TUCSON, Ariz. (KOLD News 13) - In an unusual move, the US Attorney’s Office in Tucson invited reporters in one by one to answer questions about sanctuary cities.
It comes one day after US Attorney General announced his office would file suit against three states for supporting sanctuary city policies.
“Today is a significant escalation in the federal government’s effort to confront the resistance of sanctuary cities,” Barr said.
Even though Arizona was not one of the named states and has no sanctuary cities, a press conference was held in Phoenix and reporters were asked to come in on an individual basis at the federal courthouse in Tucson.
“All we’re trying to do is just continue out good cooperation here in the district with our local partners,” said Liza Granoff, an assistant US Attorney. “Mostly just to increase awareness of the safety concerns the Department of Justice has with respect to sanctuary cities.”

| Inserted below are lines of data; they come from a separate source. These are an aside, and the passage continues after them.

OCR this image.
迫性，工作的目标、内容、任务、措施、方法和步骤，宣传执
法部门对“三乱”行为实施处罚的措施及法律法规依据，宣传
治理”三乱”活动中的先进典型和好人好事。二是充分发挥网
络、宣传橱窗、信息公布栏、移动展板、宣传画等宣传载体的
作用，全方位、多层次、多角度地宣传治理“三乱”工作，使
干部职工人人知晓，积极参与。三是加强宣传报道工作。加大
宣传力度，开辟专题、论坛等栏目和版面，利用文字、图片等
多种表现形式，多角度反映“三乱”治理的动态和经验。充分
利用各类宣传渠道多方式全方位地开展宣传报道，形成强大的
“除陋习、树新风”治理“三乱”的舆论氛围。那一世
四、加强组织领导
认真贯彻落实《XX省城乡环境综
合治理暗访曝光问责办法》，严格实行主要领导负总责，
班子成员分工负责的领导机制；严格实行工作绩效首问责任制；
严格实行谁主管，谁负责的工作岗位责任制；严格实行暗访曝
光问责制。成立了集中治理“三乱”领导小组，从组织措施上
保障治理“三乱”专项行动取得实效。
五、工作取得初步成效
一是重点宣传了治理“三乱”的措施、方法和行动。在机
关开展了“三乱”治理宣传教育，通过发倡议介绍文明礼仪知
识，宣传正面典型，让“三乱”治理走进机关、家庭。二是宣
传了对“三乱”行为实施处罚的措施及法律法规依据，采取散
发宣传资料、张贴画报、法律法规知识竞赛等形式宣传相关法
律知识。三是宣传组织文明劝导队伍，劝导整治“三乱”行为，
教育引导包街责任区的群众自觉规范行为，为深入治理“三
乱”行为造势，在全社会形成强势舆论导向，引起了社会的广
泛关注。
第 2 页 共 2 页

Others, however, feel the move is to have a chilling effect on local leaders.
“It certainly puts us in a position where we may not want to proceed with other voter initiatives and others things that are going to make us a welcoming community to immigrants,” said Richard Elias, a Pima County Supervisor from District 5.
Former ACLU Attorney Billy Peard felt the decision likely came from Washington “to create as much media as possible.”
But Granoff says there is no underlying motive for the new open relationship with the media on sanctuary cities.
“I’m hoping ID does not have a chilling effect,” Granoff said. “That is certainly not our intent.”
She did admit it’s quite unusual for the department to discuss political issues.
“Sanctuary cities are such a political hot topic,” she said. “We usually stay away from political hot topics.”